Alaska Pipeline Problem Signals Future Oil Shortages

Trans-Alaska Pipeline near Fairbanks
Catherine Corrigan | CNBC
Trans-Alaska Pipeline near Fairbanks

The four-day shutdown of the Trans Alaska Pipeline, which sent a jolt through world energy markets, pushing the price of oil up $4 a barrel in two trading days, could be a sign of things to come, according to officials.

That's because the 33-year-old pipeline could outlive its usefulness, unless new sources of oil are developed in northern Alaska.

The flow of oil through the 800-mile pipeline was partially restored late Tuesday. Officials hope to have it fully restored in a matter of days, with another brief shutdown to install a bypass around a leak at a pumping station that led to the initial shutdown. The pipeline is now running at a rate of around 400,000 barrels per day.

But even at full strength, currently around 650,000 barrels per day, the flow is a fraction of what it once was. At its peak in the late 1980s, the pipeline carried more than 2 million barrels per day. It was designed to carry 1.5 million per day, according to Alyeska Pipeline Service Company, the consortium that owns and operates the line.

With the flow decreasing by around 5 percent a year, officials say it could soon become impractical to operate the system, both because of engineering and economics.

"The cost per barrel and to ship it down the pipeline is going to increase," said Jason Brune of the Alaska Resource Development Council, "and at some point there is a threshold where the companies realize it costs too much to do that and they're going to put their development dollars elsewhere."

Brune believes that point is around 300,000 barrels per day, and could be as little as seven years away. At that point, he says, there would be little choice but to decommission the pipeline, cutting off the flow of Alaskan oil once and for all. Even with the reduced flow, Alaska accounts for as much as 17 percent of U.S. domestic oil production.

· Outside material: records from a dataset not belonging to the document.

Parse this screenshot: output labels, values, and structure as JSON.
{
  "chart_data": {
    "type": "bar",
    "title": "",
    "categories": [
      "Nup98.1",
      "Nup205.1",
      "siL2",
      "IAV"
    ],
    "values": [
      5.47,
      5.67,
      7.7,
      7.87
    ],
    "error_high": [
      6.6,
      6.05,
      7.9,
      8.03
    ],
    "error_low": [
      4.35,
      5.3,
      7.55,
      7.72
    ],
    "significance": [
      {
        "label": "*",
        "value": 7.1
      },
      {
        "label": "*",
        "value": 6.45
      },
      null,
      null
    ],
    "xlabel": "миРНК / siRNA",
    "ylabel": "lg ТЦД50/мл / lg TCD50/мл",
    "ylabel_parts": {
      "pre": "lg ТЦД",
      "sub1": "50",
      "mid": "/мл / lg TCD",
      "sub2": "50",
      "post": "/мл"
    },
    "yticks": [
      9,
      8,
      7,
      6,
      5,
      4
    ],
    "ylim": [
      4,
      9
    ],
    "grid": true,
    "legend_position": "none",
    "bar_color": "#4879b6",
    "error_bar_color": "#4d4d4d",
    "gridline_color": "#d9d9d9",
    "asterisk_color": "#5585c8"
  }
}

Officials in Alaska say the shutdown, and the havoc it created, should be a wake-up call to develop new oil fields in areas like the controversial Arctic National Wildlife Refuge, as well as offshore.

Trans-Alaska Pipeline near Fairbanks
Catherine Corrigan | CNBC
Trans-Alaska Pipeline near Fairbanks

Even in Alaska, where many take for granted the pipeline that has been carrying oil from the North Slope since 1977, industry leaders say the shutdown should be ay eye-opener to residents.

"It's a wake-up call for us Alaskans who have lived here for forty, fifty years that we really need to get behind future oil and gas development in the state because our future is at stake," said Marilyn Crockett, executive director of the Alaska Oil and Gas Association, who says the oil industry accounts for one-third of Alaska's economy.

Even before the recent leak, low flow of oil was already causing problems, according to a briefing published last year by the Alaska Pipeline Coordinator's office. The report says the weak flow allows ice and wax to build up inside the line and increases the time it takes the oil to make the 800-mile trip from Prudhoe Bay to Valdez.

At least twice, in 2006 and 2008, Alyeska has been forced to pump oil intermittently because of low flow issues, the report says.

Despite that, opposition to expanded drilling in northern Alaska remains intense from environmental groups, and the Obama administration has shown no sign it may change its stance against expanded drilling in the state or offshore in the Arctic Ocean.

Officials in Alaska say even if exploration were approved today, it would be six to seven years before oil could be produced. By then, the studies say, the flow could already reach the point where the pipeline would have to be mothballed.